Samstag, 17. September 2011

Kritik: "Eine wahre Geschichte - The Straight Story"

Ein David Lynch? Nicht surreal, nicht hochkomplex, nicht verstrickt? Sondern eine einfache Geschichte, er wieder von seiner ruhigen und "menschlichen" Seite, liebevoll, eben eine wahre Geschichte...ja das ist "The Straight Story" vom großen David Lynch aus dem Jahre 1999.

Wie bereits erwähnt ist die Story vom Film einfach, dafür aber genauso Herzerwärmend oder auch liebevoll und am Wichtigsten sie ist wahr, wenn auch in gewisser Weise irgendwie traurig, aber auf jeden Fall unglaublich bewegend: Der 73- Jährige Alvin Straight möchte seinen Bruder Lyle nach einem Schlaganfall besuchen und fährt dazu mit einem Traktor zu ihm. Einfach, aber doch schön mit vielen Lebensweisheiten verziert. Obwohl nicht viel passiert, zu jeder Zeit mitreißend.

Und natürlich fehlt hier selbstverständlich der perfekte Hauptdarsteller, in Form von Richard Farnsworth in seiner letzten Rolle, brillant als alter Witwer Alvin Straight, einwandfrei gespielt, einfühlsam rübergebracht, man fühlt förmlich Farnsworth Kraft und Ruhe beim spielen, ganz groß anders kann ich es nicht beschreiben, eine würdige letzte Rolle für ihn, bei der er noch mal alles geben konnte. Aber auch Sissy Spacek weiß als seine geistig zurückgebliebene Tochter Rose zu glänzen.

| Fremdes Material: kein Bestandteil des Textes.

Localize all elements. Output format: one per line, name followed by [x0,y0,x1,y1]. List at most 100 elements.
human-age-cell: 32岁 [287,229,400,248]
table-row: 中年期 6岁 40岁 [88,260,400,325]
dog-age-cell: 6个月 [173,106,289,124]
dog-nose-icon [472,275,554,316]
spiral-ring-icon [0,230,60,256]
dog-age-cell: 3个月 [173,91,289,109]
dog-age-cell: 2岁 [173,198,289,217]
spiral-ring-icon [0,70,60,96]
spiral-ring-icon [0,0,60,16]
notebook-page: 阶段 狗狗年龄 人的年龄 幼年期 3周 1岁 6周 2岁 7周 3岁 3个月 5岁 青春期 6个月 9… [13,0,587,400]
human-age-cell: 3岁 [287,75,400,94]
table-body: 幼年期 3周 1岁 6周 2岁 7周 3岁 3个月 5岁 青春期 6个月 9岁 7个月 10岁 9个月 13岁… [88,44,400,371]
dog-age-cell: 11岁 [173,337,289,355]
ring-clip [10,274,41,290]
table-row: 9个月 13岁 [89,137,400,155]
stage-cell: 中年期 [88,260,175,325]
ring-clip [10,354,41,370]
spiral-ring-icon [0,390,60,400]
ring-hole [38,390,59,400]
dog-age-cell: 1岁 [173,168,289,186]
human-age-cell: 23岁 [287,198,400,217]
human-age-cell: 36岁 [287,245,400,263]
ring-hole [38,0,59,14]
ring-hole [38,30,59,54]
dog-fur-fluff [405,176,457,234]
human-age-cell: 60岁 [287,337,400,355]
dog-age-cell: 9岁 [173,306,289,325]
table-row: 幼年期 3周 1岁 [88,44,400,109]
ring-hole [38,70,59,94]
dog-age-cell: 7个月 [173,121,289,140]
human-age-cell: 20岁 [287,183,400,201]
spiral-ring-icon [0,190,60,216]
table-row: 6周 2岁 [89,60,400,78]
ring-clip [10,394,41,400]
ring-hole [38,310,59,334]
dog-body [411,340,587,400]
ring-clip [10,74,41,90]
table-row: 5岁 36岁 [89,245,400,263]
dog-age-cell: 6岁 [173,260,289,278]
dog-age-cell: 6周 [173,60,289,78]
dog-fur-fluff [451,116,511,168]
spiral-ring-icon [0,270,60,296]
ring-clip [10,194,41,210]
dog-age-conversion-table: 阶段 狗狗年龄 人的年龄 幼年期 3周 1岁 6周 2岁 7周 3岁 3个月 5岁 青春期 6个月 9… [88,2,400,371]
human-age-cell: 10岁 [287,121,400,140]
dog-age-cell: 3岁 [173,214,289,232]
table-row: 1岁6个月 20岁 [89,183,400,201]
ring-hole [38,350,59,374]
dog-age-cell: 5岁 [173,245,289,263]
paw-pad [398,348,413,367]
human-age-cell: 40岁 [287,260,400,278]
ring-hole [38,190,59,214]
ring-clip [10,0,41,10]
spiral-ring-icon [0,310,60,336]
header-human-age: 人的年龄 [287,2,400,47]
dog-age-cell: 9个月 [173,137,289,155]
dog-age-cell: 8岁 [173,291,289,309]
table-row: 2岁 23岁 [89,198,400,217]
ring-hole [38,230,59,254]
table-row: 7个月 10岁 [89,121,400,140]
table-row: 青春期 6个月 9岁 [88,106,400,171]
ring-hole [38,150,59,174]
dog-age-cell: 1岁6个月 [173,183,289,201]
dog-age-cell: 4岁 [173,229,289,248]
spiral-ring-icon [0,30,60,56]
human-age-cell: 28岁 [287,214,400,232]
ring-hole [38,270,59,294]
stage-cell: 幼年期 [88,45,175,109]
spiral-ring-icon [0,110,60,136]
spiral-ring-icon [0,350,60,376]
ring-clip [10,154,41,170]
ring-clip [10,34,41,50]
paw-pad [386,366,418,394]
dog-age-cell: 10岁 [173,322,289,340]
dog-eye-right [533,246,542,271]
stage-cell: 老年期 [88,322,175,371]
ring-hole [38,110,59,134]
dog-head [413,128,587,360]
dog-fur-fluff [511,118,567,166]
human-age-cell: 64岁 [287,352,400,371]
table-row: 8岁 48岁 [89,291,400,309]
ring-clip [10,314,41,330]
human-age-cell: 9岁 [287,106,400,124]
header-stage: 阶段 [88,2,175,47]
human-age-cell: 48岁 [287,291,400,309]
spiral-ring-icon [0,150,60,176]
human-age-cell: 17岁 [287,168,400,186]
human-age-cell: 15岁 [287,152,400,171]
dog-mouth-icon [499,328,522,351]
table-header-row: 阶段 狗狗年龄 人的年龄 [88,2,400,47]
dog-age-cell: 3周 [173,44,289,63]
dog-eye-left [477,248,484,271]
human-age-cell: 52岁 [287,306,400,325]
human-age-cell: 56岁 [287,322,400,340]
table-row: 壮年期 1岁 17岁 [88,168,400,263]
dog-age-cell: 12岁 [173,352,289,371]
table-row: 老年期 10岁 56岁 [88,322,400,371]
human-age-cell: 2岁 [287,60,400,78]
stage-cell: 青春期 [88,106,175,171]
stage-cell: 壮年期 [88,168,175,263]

Also nun zu Lynchs Regie höchstpersönlich, der Meister bei der Arbeit, wieder ein zweites Mal also nach "Der Elefantenmensch" unglaublich menschlich im Vergleich zu seinen anderen Werken, liebevoll und sehr ruhig präsentiert uns Lynch sein Werk, unfassbar faszinierend, für mich über die volle Laufzeit, dazu noch ein Stück Melancholie und auch Lynch hat hier ein Händchen für jedes noch so kleine Detail, der Mann hat es einfach drauf, wer hätte so was von ihm erwartet... genial...
Des weiteren eine mindestens genauso hervorragende Kamera, mit famos-strahlenden-schönen Bildern, wunderbare Naturaufnahmen, ich kann es eigentlich nur mit dem Wort wunderschön beschreiben...einfach nur klasse...

Und dann gäbe es natürlich noch recht skurrile oder auch man könnte fast sagen schrullige bzw. sympathische und liebvoll gezeichnete Charaktere, toll ausgedacht, da fühlt das Herz regelrecht mit und vergessen sollte ich auch nicht die tiefsinnigen und eindringlichen geschriebenen Dialoge. Das Ganze wird zudem noch perfekt abgerundet von dem großartigen und schönen Score von Angelo Badalamenti.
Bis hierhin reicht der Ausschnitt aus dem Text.